New York City's community boards are known for being thorns in the side of city government, lobbying, often effectively, to influence the policy of councilmembers and city agencies. But it's rare to see a community board — by design the lowest wrung of municipal government — challenge the President of the United States. And it's even rarer to see them making headway.

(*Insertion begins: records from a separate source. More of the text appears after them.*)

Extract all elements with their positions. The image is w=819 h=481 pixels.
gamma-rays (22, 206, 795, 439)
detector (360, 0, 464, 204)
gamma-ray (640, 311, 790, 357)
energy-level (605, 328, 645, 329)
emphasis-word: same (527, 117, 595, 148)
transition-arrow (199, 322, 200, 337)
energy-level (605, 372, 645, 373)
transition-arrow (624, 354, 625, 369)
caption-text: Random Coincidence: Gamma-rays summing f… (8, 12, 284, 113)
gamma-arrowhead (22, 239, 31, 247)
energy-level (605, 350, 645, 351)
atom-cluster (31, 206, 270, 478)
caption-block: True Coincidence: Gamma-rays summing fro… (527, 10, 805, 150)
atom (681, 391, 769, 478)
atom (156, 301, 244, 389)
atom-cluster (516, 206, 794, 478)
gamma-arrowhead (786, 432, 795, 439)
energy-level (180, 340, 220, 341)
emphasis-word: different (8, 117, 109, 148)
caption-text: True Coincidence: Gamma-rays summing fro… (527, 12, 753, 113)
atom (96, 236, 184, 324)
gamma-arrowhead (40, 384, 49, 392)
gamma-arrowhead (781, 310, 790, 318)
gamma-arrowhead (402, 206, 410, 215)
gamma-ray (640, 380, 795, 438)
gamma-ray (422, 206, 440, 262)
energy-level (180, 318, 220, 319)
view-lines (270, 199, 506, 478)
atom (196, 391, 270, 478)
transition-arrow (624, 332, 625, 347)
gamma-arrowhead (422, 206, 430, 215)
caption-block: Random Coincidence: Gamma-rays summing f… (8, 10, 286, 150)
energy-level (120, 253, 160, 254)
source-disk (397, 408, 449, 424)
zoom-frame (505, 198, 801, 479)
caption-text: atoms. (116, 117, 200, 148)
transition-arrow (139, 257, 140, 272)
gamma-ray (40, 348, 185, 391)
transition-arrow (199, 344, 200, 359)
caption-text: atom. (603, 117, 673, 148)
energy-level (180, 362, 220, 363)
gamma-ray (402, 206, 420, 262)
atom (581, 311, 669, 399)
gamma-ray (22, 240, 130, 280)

That's the case in Lower Manhattan, where a Community Board 1 committee has taken a strong stance against President Obama and Attorney General Eric Holder's plans to try Khalid Shaikh Mohammed and four other suspected 9/11 plotters in a Downtown federal courthouse. According to Fox, the group voted unanimously to request the Justice Department relocate the terror trial to Governor's Island over concerns that hosting it in Manhattan would be too dangerous, too costly, too much of a risk for local business owners, and too much of a political liability. And Police Commissioner Ray Kelly seems supportive of the idea, telling NY1: "We certainly are open to that suggestion."

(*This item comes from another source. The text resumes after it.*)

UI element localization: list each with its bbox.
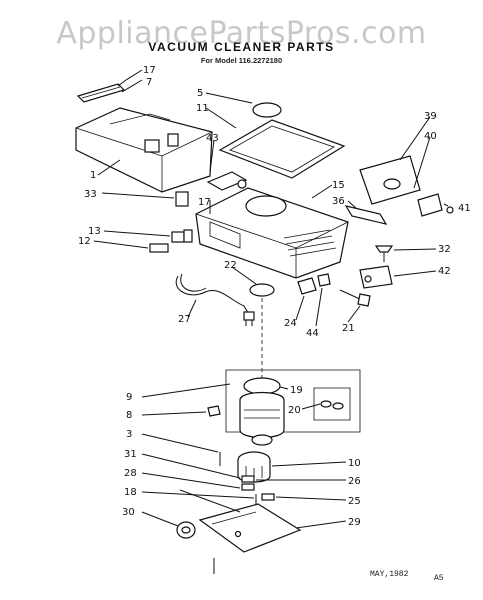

Though Kelly noted that the city was "not part of the decision-making process" and that his agency is "going on with our planning as if the trial will take place in the Daniel Patrick Moynihan Courthouse," it's certainly a victory for the board. In an interview with Gothamist, CB1 chair Julie Menin — who has started the website — said it makes more sense to deputize a Governor's Island building than it does to try the case in Manhattan. "The new cost estimates by the NYPD for security of over $200 million a year suggest the Lower Manhattan courthouse is inherently not safe. In this economic recession, to spend close to $1 billion on security for a multi-year trial makes no sense," she said. "Governors Island offers a political compromise between those Republicans who want a less public setting, and those Democrats who favor a federal courthouse setting."